Union leaders betrayal remains invisible for the left

19 February 2019

When the Labour court recommendation was accepted by the nurses union executives the left alliance of Solidarity/People Before Profit put a resolution to the Dail which read in part:

“Whatever the outcome, and the decision is theirs alone, this Dáil should understand that the issues that drove the nurses to take action will not be resolved by the offer.”
At first sight this sounds like an anodyne expression of solidarity. On closer inspection it is carefully crafted hand-washing operation worthy of Pontius Pilate. If the offer does not resolve the issues then socialists should call for it's rejection. This is just one example of a long-standing rule on the reformist left: thou shalt not confront the trade union bureaucracy.

It could be seen most clearly in the ongoing strike by ambulance workers for union recognition. The leftists are on the picket line. They praise SIPTU workers who refuse to cross, but don't call on them to organise against a SIPTU leadership lining up with the bosses.

At the start of the nurse's strike a torrent of abuse fell upon labour councillor Paul Bell for advising SIPTU members to cross pickets. When he turned out to be an official outlining SIPTU policy the critics fell silent.

At the mayor Dublin demonstration in support of the workers People Before Profit argued: “They (ICTU) can no longer sit on the fence.” This is after a decade of ICTU collaboration in the austerity offensive and open scabbing on the nurses. The Socialist Party went one better and managed to avoid any mention of ICTU and the trade union bureaucracy.

Why does this matter? The fact is that arguing the case for socialism is the bread and butter of socialist politics and automatically means friction with a union bureaucracy trying to improve capitalism. Avoiding conflict pushes the leftist groups further towards reform, away from trade union work and towards electoralism.

It is true that the workers themselves, after decades of retreat, are reluctant to consider a revolutionary solution, yet every time a major industrial struggle breaks out the question of the independent organisation of the workers and of a socialist programme is posed again. If the socialist groups do not step forward then we have to look to spontaneous mobilisation by the workers themselves, and everyone knows how difficult it is to pull yourself up by your own bootstraps.

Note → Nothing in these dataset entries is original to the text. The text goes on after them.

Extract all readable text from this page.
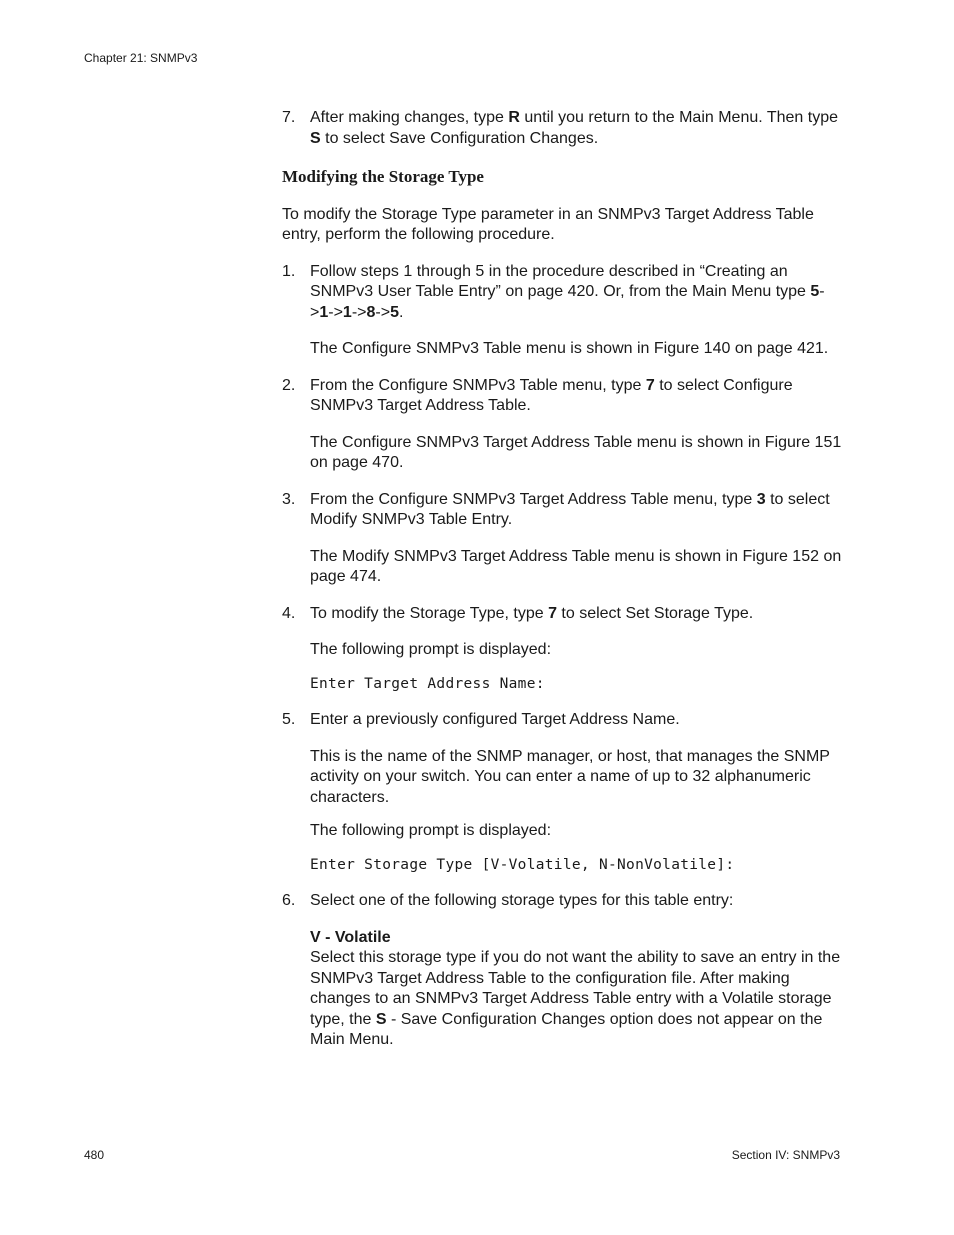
Chapter 21: SNMPv3
7. After making changes, type R until you return to the Main Menu. Then type S to select Save Configuration Changes.
Modifying the Storage Type
To modify the Storage Type parameter in an SNMPv3 Target Address Table entry, perform the following procedure.
1. Follow steps 1 through 5 in the procedure described in “Creating an SNMPv3 User Table Entry” on page 420. Or, from the Main Menu type 5->1->1->8->5.
The Configure SNMPv3 Table menu is shown in Figure 140 on page 421.
2. From the Configure SNMPv3 Table menu, type 7 to select Configure SNMPv3 Target Address Table.
The Configure SNMPv3 Target Address Table menu is shown in Figure 151 on page 470.
3. From the Configure SNMPv3 Target Address Table menu, type 3 to select Modify SNMPv3 Table Entry.
The Modify SNMPv3 Target Address Table menu is shown in Figure 152 on page 474.
4. To modify the Storage Type, type 7 to select Set Storage Type.
The following prompt is displayed:
Enter Target Address Name:
5. Enter a previously configured Target Address Name.
This is the name of the SNMP manager, or host, that manages the SNMP activity on your switch. You can enter a name of up to 32 alphanumeric characters.
The following prompt is displayed:
Enter Storage Type [V-Volatile, N-NonVolatile]:
6. Select one of the following storage types for this table entry:
V - Volatile
Select this storage type if you do not want the ability to save an entry in the SNMPv3 Target Address Table to the configuration file. After making changes to an SNMPv3 Target Address Table entry with a Volatile storage type, the S - Save Configuration Changes option does not appear on the Main Menu.
480	Section IV: SNMPv3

However even as the left hold firmly to the union leaderships the chief lesson of the nurses struggle is that the reformist strategy is failing. Ten years of suffering were supposed to save capitalism. Right on time the Irish recovery is proclaimed. The rich get a whole lot richer but workers continue to struggle. A significant fight by nurses is resolved by speedup, by scrabbling for change in the bottom of the drawer and by creative accountancy. Now a new wave of privatisation and selloff, especially in housing, marks a new attack on living standards.

The reformist left have made gains in the Dail and in local government. That gives access to the media and substantial payments from the state. In return they make bizarre claims about the power of Dail resolutions and ignore the control of the councils by unelected city and county managers. A recent example of the reactionary role of council bosses is Dublin council manager Owen Keegan claiming that people are reluctant to leave homeless services because they are now “an attractive option.” Councillors are powerless to act against him.

The electoral strategy will not work. The reformist left are largely invisible in a whole slew of reformers, populists and independents. In any case the strategy of the major unions is to rehabilitate the labour party, disgraced by their role in the last government, and the leftists are too dependent to query this strategy.

Reformism has been tested and has failed in Europe. In the aftermath of the betrayal of Greek workers by Syriza further moves to the right in Portugal and Spain by similar broad left parties has further discredited these currents. Now Europe is a patchwork. Large right wing populist groups have arisen but in response there have  been small regroupments of revolutionaries and significant revolts against ongoing austerity. These trends will reach Ireland also.